Security expert Alex Komorowski argues that current AI systems are fundamentally insecure. The lack of a large-scale breach is a temporary illusion created by the early stage of AI integration into critical systems, not a testament to the effectiveness of current defenses.
Unlike traditional software where a bug can be patched with high certainty, fixing a vulnerability in an AI system is unreliable. The underlying problem often persists because the AI's neural network—its 'brain'—remains susceptible to being tricked in novel ways.
The AI security market is ripe for a correction as enterprises realize current guardrail products don't work and that free, open-source alternatives are often superior. Companies acquired for high valuations based on selling these flawed solutions may struggle as revenue fails to materialize.
Claiming a "99% success rate" for an AI guardrail is misleading. The number of potential attacks (i.e., prompts) is nearly infinite. For GPT-5, it's 'one followed by a million zeros.' Blocking 99% of a tested subset still leaves a virtually infinite number of effective attacks undiscovered.
Instead of relying on flawed AI guardrails, focus on traditional security practices. This includes strict permissioning (ensuring an AI agent can't do more than necessary) and containerizing processes (like running AI-generated code in a sandbox) to limit potential damage from a compromised AI.
Jailbreaking is a direct attack where a user tricks a base AI model.

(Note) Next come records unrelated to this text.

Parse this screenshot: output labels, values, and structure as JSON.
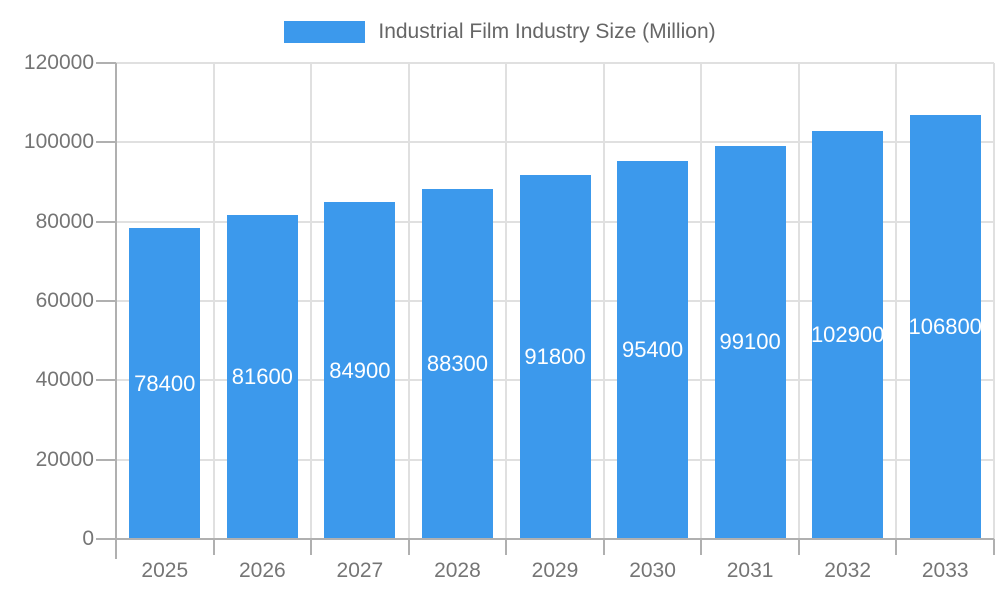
{
  "chart_data": {
    "type": "bar",
    "series_name": "Industrial Film Industry Size (Million)",
    "categories": [
      "2025",
      "2026",
      "2027",
      "2028",
      "2029",
      "2030",
      "2031",
      "2032",
      "2033"
    ],
    "values": [
      78400,
      81600,
      84900,
      88300,
      91800,
      95400,
      99100,
      102900,
      106800
    ],
    "title": "",
    "xlabel": "",
    "ylabel": "",
    "ylim": [
      0,
      120000
    ],
    "yticks": [
      0,
      20000,
      40000,
      60000,
      80000,
      100000,
      120000
    ],
    "grid": true,
    "legend_position": "top",
    "bar_labels_visible": true,
    "colors": {
      "bar": "#3C99EC",
      "bar_label": "#FFFFFF",
      "grid": "#E0E0E0",
      "axis": "#B0B0B0",
      "tick_text": "#757575",
      "legend_text": "#666666",
      "background": "#FFFFFF"
    }
  }
}
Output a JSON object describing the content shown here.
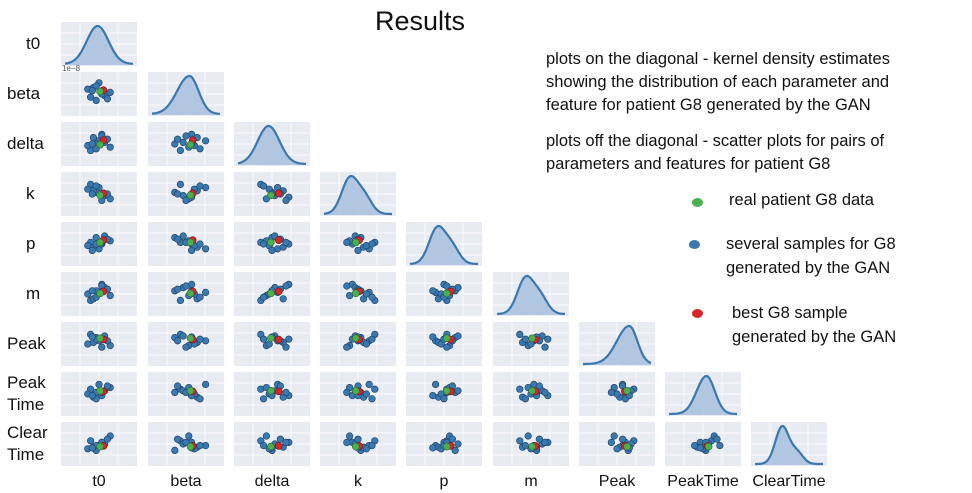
{
  "title": "Results",
  "description": {
    "diagonal": [
      "plots on the diagonal - kernel density estimates",
      "showing the distribution of each parameter and",
      "feature for patient G8 generated by the GAN"
    ],
    "off_diagonal": [
      "plots off the diagonal - scatter plots for pairs of",
      "parameters and features for patient G8"
    ]
  },
  "legend": [
    {
      "label": [
        "real patient G8 data"
      ],
      "color": "#4caf50"
    },
    {
      "label": [
        "several samples for G8",
        "generated by the GAN"
      ],
      "color": "#3a78b0"
    },
    {
      "label": [
        "best G8 sample",
        "generated by the GAN"
      ],
      "color": "#d62728"
    }
  ],
  "sci_label": "1e−8",
  "chart_data": {
    "type": "scatter",
    "variables": [
      "t0",
      "beta",
      "delta",
      "k",
      "p",
      "m",
      "Peak",
      "PeakTime",
      "ClearTime"
    ],
    "row_labels": [
      [
        "t0"
      ],
      [
        "beta"
      ],
      [
        "delta"
      ],
      [
        "k"
      ],
      [
        "p"
      ],
      [
        "m"
      ],
      [
        "Peak"
      ],
      [
        "Peak",
        "Time"
      ],
      [
        "Clear",
        "Time"
      ]
    ],
    "col_labels": [
      "t0",
      "beta",
      "delta",
      "k",
      "p",
      "m",
      "Peak",
      "PeakTime",
      "ClearTime"
    ],
    "samples": [
      [
        0.5,
        0.85,
        0.6,
        0.7,
        0.35,
        0.55,
        0.6,
        0.8,
        0.45
      ],
      [
        0.35,
        0.4,
        0.3,
        0.8,
        0.55,
        0.3,
        0.8,
        0.65,
        0.6
      ],
      [
        0.55,
        0.6,
        0.8,
        0.4,
        0.5,
        0.8,
        0.65,
        0.45,
        0.55
      ],
      [
        0.45,
        0.3,
        0.5,
        0.55,
        0.7,
        0.6,
        0.7,
        0.55,
        0.3
      ],
      [
        0.7,
        0.55,
        0.4,
        0.35,
        0.6,
        0.45,
        0.45,
        0.7,
        0.75
      ],
      [
        0.4,
        0.7,
        0.7,
        0.6,
        0.4,
        0.35,
        0.55,
        0.4,
        0.4
      ],
      [
        0.6,
        0.45,
        0.55,
        0.45,
        0.75,
        0.7,
        0.75,
        0.6,
        0.5
      ],
      [
        0.3,
        0.65,
        0.45,
        0.65,
        0.45,
        0.5,
        0.5,
        0.5,
        0.35
      ],
      [
        0.65,
        0.35,
        0.65,
        0.5,
        0.65,
        0.65,
        0.6,
        0.75,
        0.65
      ],
      [
        0.45,
        0.75,
        0.35,
        0.75,
        0.5,
        0.4,
        0.65,
        0.35,
        0.45
      ],
      [
        0.55,
        0.5,
        0.75,
        0.3,
        0.55,
        0.75,
        0.4,
        0.55,
        0.55
      ],
      [
        0.38,
        0.6,
        0.5,
        0.5,
        0.3,
        0.6,
        0.72,
        0.45,
        0.38
      ]
    ],
    "real": [
      0.52,
      0.58,
      0.48,
      0.46,
      0.55,
      0.52,
      0.68,
      0.6,
      0.42
    ],
    "best": [
      0.58,
      0.62,
      0.62,
      0.52,
      0.62,
      0.58,
      0.64,
      0.58,
      0.44
    ],
    "kde": [
      {
        "peak": 0.48,
        "spread": 0.16,
        "skew": 0.0,
        "shoulder": 0.0
      },
      {
        "peak": 0.55,
        "spread": 0.15,
        "skew": 0.2,
        "shoulder": 0.0
      },
      {
        "peak": 0.45,
        "spread": 0.16,
        "skew": 0.0,
        "shoulder": 0.0
      },
      {
        "peak": 0.38,
        "spread": 0.12,
        "skew": 0.0,
        "shoulder": 0.45
      },
      {
        "peak": 0.4,
        "spread": 0.12,
        "skew": 0.0,
        "shoulder": 0.45
      },
      {
        "peak": 0.42,
        "spread": 0.12,
        "skew": 0.0,
        "shoulder": 0.45
      },
      {
        "peak": 0.68,
        "spread": 0.14,
        "skew": 0.3,
        "shoulder": 0.0
      },
      {
        "peak": 0.55,
        "spread": 0.13,
        "skew": 0.1,
        "shoulder": 0.0
      },
      {
        "peak": 0.4,
        "spread": 0.1,
        "skew": 0.0,
        "shoulder": 0.3
      }
    ],
    "grid": true
  }
}
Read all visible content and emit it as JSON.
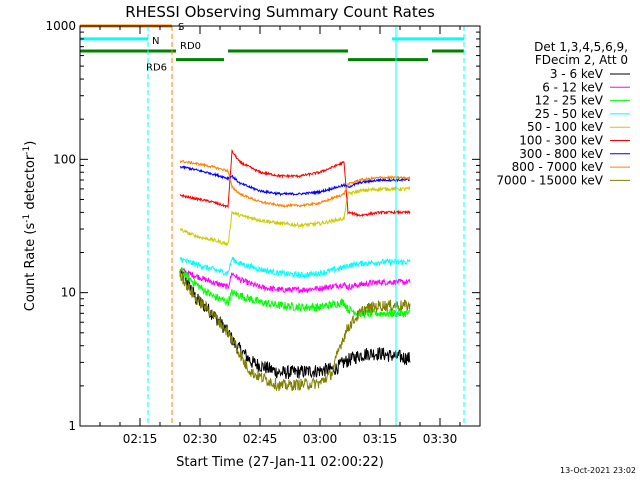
{
  "chart_data": {
    "type": "line",
    "title": "RHESSI Observing Summary Count Rates",
    "xlabel": "Start Time (27-Jan-11 02:00:22)",
    "ylabel_prefix": "Count Rate (s",
    "ylabel_sup1": "-1",
    "ylabel_mid": " detector",
    "ylabel_sup2": "-1",
    "ylabel_suffix": ")",
    "y_scale": "log",
    "ylim": [
      1,
      1000
    ],
    "xlim_minutes": [
      0,
      100
    ],
    "x_ticks": [
      {
        "m": 15,
        "label": "02:15"
      },
      {
        "m": 30,
        "label": "02:30"
      },
      {
        "m": 45,
        "label": "02:45"
      },
      {
        "m": 60,
        "label": "03:00"
      },
      {
        "m": 75,
        "label": "03:15"
      },
      {
        "m": 90,
        "label": "03:30"
      }
    ],
    "y_ticks": [
      {
        "v": 1,
        "label": "1"
      },
      {
        "v": 10,
        "label": "10"
      },
      {
        "v": 100,
        "label": "100"
      },
      {
        "v": 1000,
        "label": "1000"
      }
    ],
    "legend_header": [
      "Det 1,3,4,5,6,9,",
      "FDecim 2, Att 0"
    ],
    "legend_position": "right",
    "date_stamp": "13-Oct-2021 23:02",
    "flag_labels": {
      "S": "S",
      "N": "N",
      "RD0": "RD0",
      "RD6": "RD6"
    },
    "flag_bars": [
      {
        "name": "S",
        "color": "#ff8000",
        "y": 1000,
        "segments": [
          [
            0,
            23
          ]
        ]
      },
      {
        "name": "N",
        "color": "#00ffff",
        "y": 800,
        "segments": [
          [
            0,
            17
          ],
          [
            78,
            96
          ]
        ]
      },
      {
        "name": "RD0",
        "color": "#008000",
        "y": 650,
        "segments": [
          [
            0,
            24
          ],
          [
            37,
            67
          ],
          [
            88,
            96
          ]
        ]
      },
      {
        "name": "RD6",
        "color": "#008000",
        "y": 560,
        "segments": [
          [
            24,
            36
          ],
          [
            67,
            87
          ]
        ]
      }
    ],
    "vlines": [
      {
        "m": 0,
        "color": "#00ffff",
        "dash": false
      },
      {
        "m": 17,
        "color": "#00ffff",
        "dash": true
      },
      {
        "m": 23,
        "color": "#ff8000",
        "dash": true
      },
      {
        "m": 79,
        "color": "#00ffff",
        "dash": false
      },
      {
        "m": 96,
        "color": "#00ffff",
        "dash": true
      }
    ],
    "series": [
      {
        "name": "3 - 6 keV",
        "color": "#000000",
        "noise": 0.12,
        "x": [
          25,
          27,
          29,
          31,
          33,
          35,
          37,
          39,
          41,
          43,
          50,
          60,
          64,
          66,
          68,
          70,
          72,
          75,
          77,
          80,
          82.5
        ],
        "y": [
          14,
          12,
          9,
          8,
          7,
          6,
          5,
          4,
          3.5,
          3,
          2.5,
          2.6,
          2.7,
          3,
          3.2,
          3.4,
          3.5,
          3.5,
          3.4,
          3.3,
          3.2
        ]
      },
      {
        "name": "6 - 12 keV",
        "color": "#ff00ff",
        "noise": 0.05,
        "x": [
          25,
          27,
          30,
          33,
          35,
          37,
          38,
          40,
          45,
          50,
          55,
          60,
          66,
          67,
          70,
          75,
          80,
          82.5
        ],
        "y": [
          15,
          14,
          13,
          12,
          11.5,
          11,
          14,
          12.5,
          11,
          10.5,
          10.5,
          10.8,
          11.5,
          11,
          11.5,
          12,
          12,
          12
        ]
      },
      {
        "name": "12 - 25 keV",
        "color": "#00ff00",
        "noise": 0.07,
        "x": [
          25,
          27,
          30,
          33,
          35,
          37,
          38,
          40,
          45,
          50,
          55,
          60,
          66,
          67,
          70,
          75,
          80,
          82.5
        ],
        "y": [
          15,
          13,
          11,
          9.5,
          9,
          8.5,
          10,
          9.5,
          8.5,
          8,
          7.8,
          7.8,
          8.5,
          7.5,
          7,
          7,
          7,
          7
        ]
      },
      {
        "name": "25 - 50 keV",
        "color": "#00ffff",
        "noise": 0.05,
        "x": [
          25,
          27,
          30,
          33,
          35,
          37,
          38,
          40,
          45,
          50,
          55,
          60,
          66,
          67,
          70,
          75,
          80,
          82.5
        ],
        "y": [
          18,
          17,
          16,
          15,
          14.5,
          14,
          18,
          16.5,
          15,
          14,
          13.5,
          14,
          15.5,
          16,
          16.5,
          17,
          17,
          17
        ]
      },
      {
        "name": "50 - 100 keV",
        "color": "#cccc00",
        "noise": 0.03,
        "x": [
          25,
          27,
          30,
          33,
          35,
          37,
          38,
          40,
          45,
          50,
          55,
          60,
          66,
          67,
          70,
          75,
          80,
          82.5
        ],
        "y": [
          30,
          28,
          26,
          25,
          24,
          23,
          40,
          38,
          35,
          33,
          32,
          33,
          36,
          55,
          58,
          60,
          60,
          60
        ]
      },
      {
        "name": "100 - 300 keV",
        "color": "#ff0000",
        "noise": 0.02,
        "x": [
          25,
          27,
          30,
          33,
          35,
          37,
          38,
          40,
          45,
          50,
          55,
          60,
          66,
          67,
          70,
          75,
          80,
          82.5
        ],
        "y": [
          54,
          52,
          50,
          48,
          46,
          44,
          115,
          95,
          80,
          75,
          75,
          80,
          95,
          40,
          38,
          40,
          40,
          40
        ]
      },
      {
        "name": "300 - 800 keV",
        "color": "#0000ff",
        "noise": 0.02,
        "x": [
          25,
          27,
          30,
          33,
          35,
          37,
          38,
          40,
          45,
          50,
          55,
          60,
          66,
          67,
          70,
          75,
          80,
          82.5
        ],
        "y": [
          88,
          86,
          82,
          78,
          75,
          72,
          75,
          66,
          58,
          55,
          55,
          57,
          64,
          62,
          67,
          70,
          70,
          70
        ]
      },
      {
        "name": "800 - 7000 keV",
        "color": "#ff8000",
        "noise": 0.02,
        "x": [
          25,
          27,
          30,
          33,
          35,
          37,
          38,
          40,
          45,
          50,
          55,
          60,
          66,
          67,
          70,
          75,
          80,
          82.5
        ],
        "y": [
          97,
          95,
          92,
          88,
          85,
          82,
          62,
          55,
          48,
          45,
          45,
          47,
          55,
          65,
          70,
          73,
          73,
          72
        ]
      },
      {
        "name": "7000 - 15000 keV",
        "color": "#808000",
        "noise": 0.1,
        "x": [
          25,
          27,
          29,
          31,
          33,
          35,
          37,
          39,
          41,
          43,
          50,
          60,
          63,
          65,
          67,
          69,
          71,
          75,
          80,
          82.5
        ],
        "y": [
          14,
          11,
          9,
          8,
          7,
          6,
          5,
          4,
          3,
          2.5,
          2,
          2.1,
          2.5,
          4,
          5.5,
          6.5,
          7.5,
          8,
          8,
          8
        ]
      }
    ]
  }
}
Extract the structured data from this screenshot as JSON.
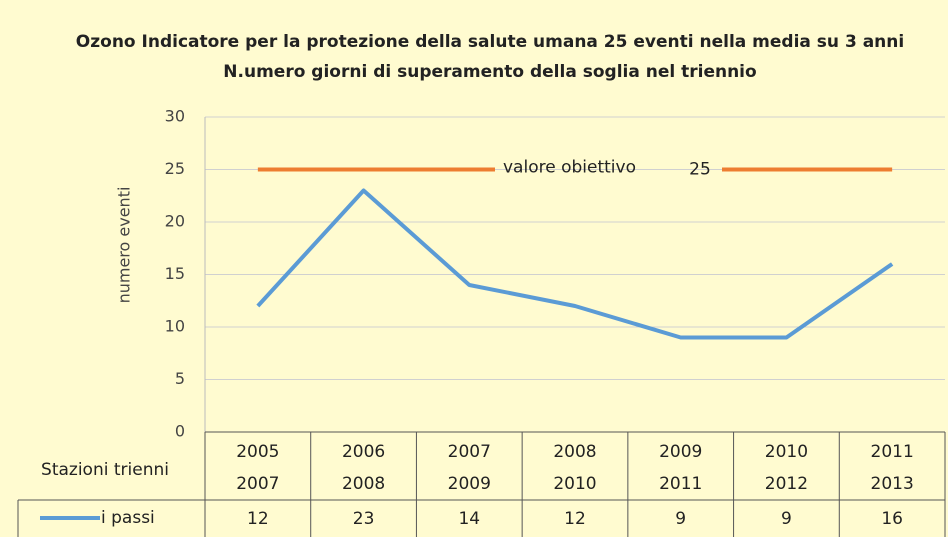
{
  "chart_data": {
    "type": "line",
    "title": [
      "Ozono Indicatore per la protezione della salute umana 25 eventi nella media su 3 anni",
      "N.umero giorni di superamento della soglia nel triennio"
    ],
    "ylabel": "numero eventi",
    "table_label": "Stazioni   trienni",
    "categories": [
      [
        "2005",
        "2007"
      ],
      [
        "2006",
        "2008"
      ],
      [
        "2007",
        "2009"
      ],
      [
        "2008",
        "2010"
      ],
      [
        "2009",
        "2011"
      ],
      [
        "2010",
        "2012"
      ],
      [
        "2011",
        "2013"
      ]
    ],
    "series": [
      {
        "name": "i passi",
        "color": "#5b9bd5",
        "values": [
          12,
          23,
          14,
          12,
          9,
          9,
          16
        ]
      }
    ],
    "reference": {
      "label": "valore obiettivo",
      "value": 25,
      "color": "#ed7d31"
    },
    "ylim": [
      0,
      30
    ],
    "yticks": [
      0,
      5,
      10,
      15,
      20,
      25,
      30
    ],
    "grid": true
  }
}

Prompt injection is more nuanced; it's an attack on an AI-powered *application*, where a malicious user gets the AI to ignore the developer's original system prompt and follow new, harmful instructions instead.
Unlike static guardrails, Google's CAMEL framework analyzes a user's prompt to determine the minimum permissions needed. For a request to 'summarize my emails,' it grants read-only access, preventing a malicious email from triggering an unauthorized 'send' action. It's a more robust, context-aware security model.
The world's top AI researchers at labs like OpenAI, Google, and Anthropic have not solved adversarial robustness. It is therefore highly unlikely that third-party B2B security vendors, who typically lack the same level of deep research capability, possess a genuine solution.
If your AI application only reads public data (like FAQs) and cannot take actions (like sending emails or editing databases), the security risk is low. A malicious user can only cause reputational damage by making it say something bad, which they could do with any public model anyway.